Heist
I am planning a heist.
I uncovered valuables at lunch yesterday, valuables that are kept unguarded in my very home. My husband George has more than 900 points on his Subway card.
George and I appreciate a little Subway at lunchtime on Saturdays. The branch we visit sits right across Northwest Boulevard from the Chipotle where we eat dinner about three days a week. Our house has no kitchen at all.
Well, it does, but you’ll find a lot of cobwebs there. And pop tarts.
How lucky for us all that Columbus is the fast food capital of the world!
Two weeks ago we stopped by our favorite Subway location, and a new guy was working. Our new favorite Subway guy. Sure, we love Ben, the Cavs fan who looks like Brad Paisley. But this new guy, he made subs that looked like the advertisements. Delicious, filling subs overflowing with meat and vegetables, toasted perfectly. Big.

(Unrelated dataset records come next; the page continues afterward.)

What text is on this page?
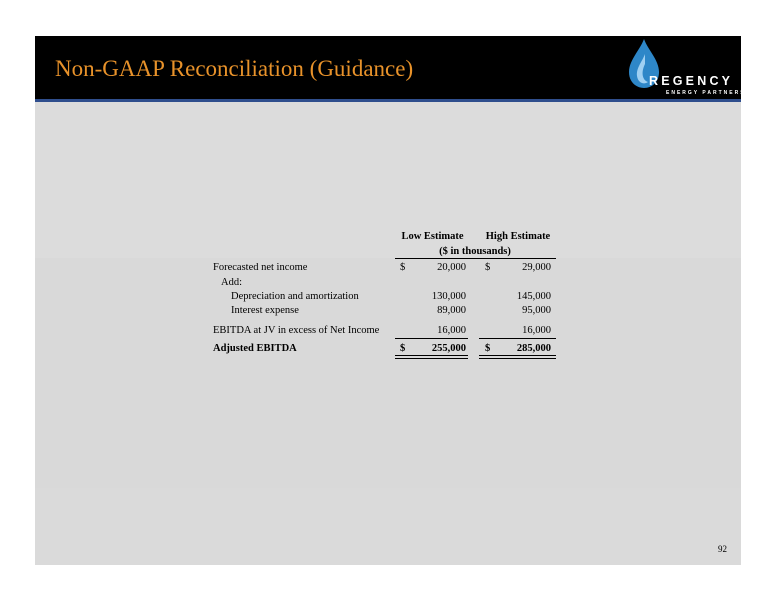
Non-GAAP Reconciliation (Guidance)	REGENCY
ENERGY PARTNERS
Low Estimate	High Estimate
($ in thousands)
Forecasted net income	$	20,000 $	29,000
Add:
Depreciation and amortization	130,000	145,000
Interest expense	89,000	95,000
EBITDA at JV in excess of Net Income	16,000	16,000
Adjusted EBITDA	$	255,000 $	285,000
92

And then, like a dream, he vanished. We haven’t seen him since. George lunches at Subway sometimes on weekdays, but since the dream Sandwich Artist hasn’t returned, I’d lost interest until I realized how many points George’s lunchtime visits had accrued. Yesterday I overheard the cashier remark with amazement about George’s collection of Subway points. How exciting!
“Did we just get lunch for free, then?” I inquired.
“No,” he answered. “I just paid cash.”
I was confused. What was the purpose of collecting enough Subway points to make a cashier gasp – and of denying me my beloved beans and rice – if not to save money on toasted cold cut sandwiches?
“I just like collecting them,” George explained.
It’s like he’s George Clooney in Up in the Air, hoarding those frequent flier miles: “Let’s just say I have a number in mind.”
“But you have so many,” I said, dismayed.
“Yeah, we could probably eat free for a month!” he said excitedly. “But I’d rather collect more.” He said this as if it were in any way sensible.
It was like the time he and our son Riley began collecting Star Wars cans.
Back around the time George Lucas was ruining memories from my childhood by releasing the craptastic Episodes 1 – 3, Pepsi began issuing collectible cans with character faces on them. I alone put away more than enough Diet Pepsi to quickly seize Queen Amidala and C3PO, but what then? How were we to gather the coveted Jar Jar, Darth Maul or Chancellor Valorum – and why do I let people who care live in my house? Surely we’re not going to start buying Pepsi and Mountain Dew just to fill out this collection of empty cans, right?
Correct. Instead, both my boys rummaged through gas station trash cans to bring home the precious, discarded Mountain Dew and Pepsi cans that would complete their set, which still sits proudly in our basement. Well, some people are proud of it.
We won’t even talk about how I’d have to empty my pockets daily while they searched for missing states to fulfill their quarter collection. How, exactly, was I supposed to pay for the pop to satisfy their can collection if they kept taking all my quarters?
But here’s the difference between this Subway point collection and those others: I want something out of it.
Sure, sure. I love my chicken burritos, but let’s be clear: my favorite flavor is free.
Plus, I can’t eat meat on Fridays and meatless Chipotle is just bean dip.
No, obviously I must steal George’s Subway card and fill my belly with free processed meat deliciousness.
All I need now is a tiny Chinese acrobat, a bomb specialist, and Brad Pitt.
Oh, and I also need a plan to get that Subway card.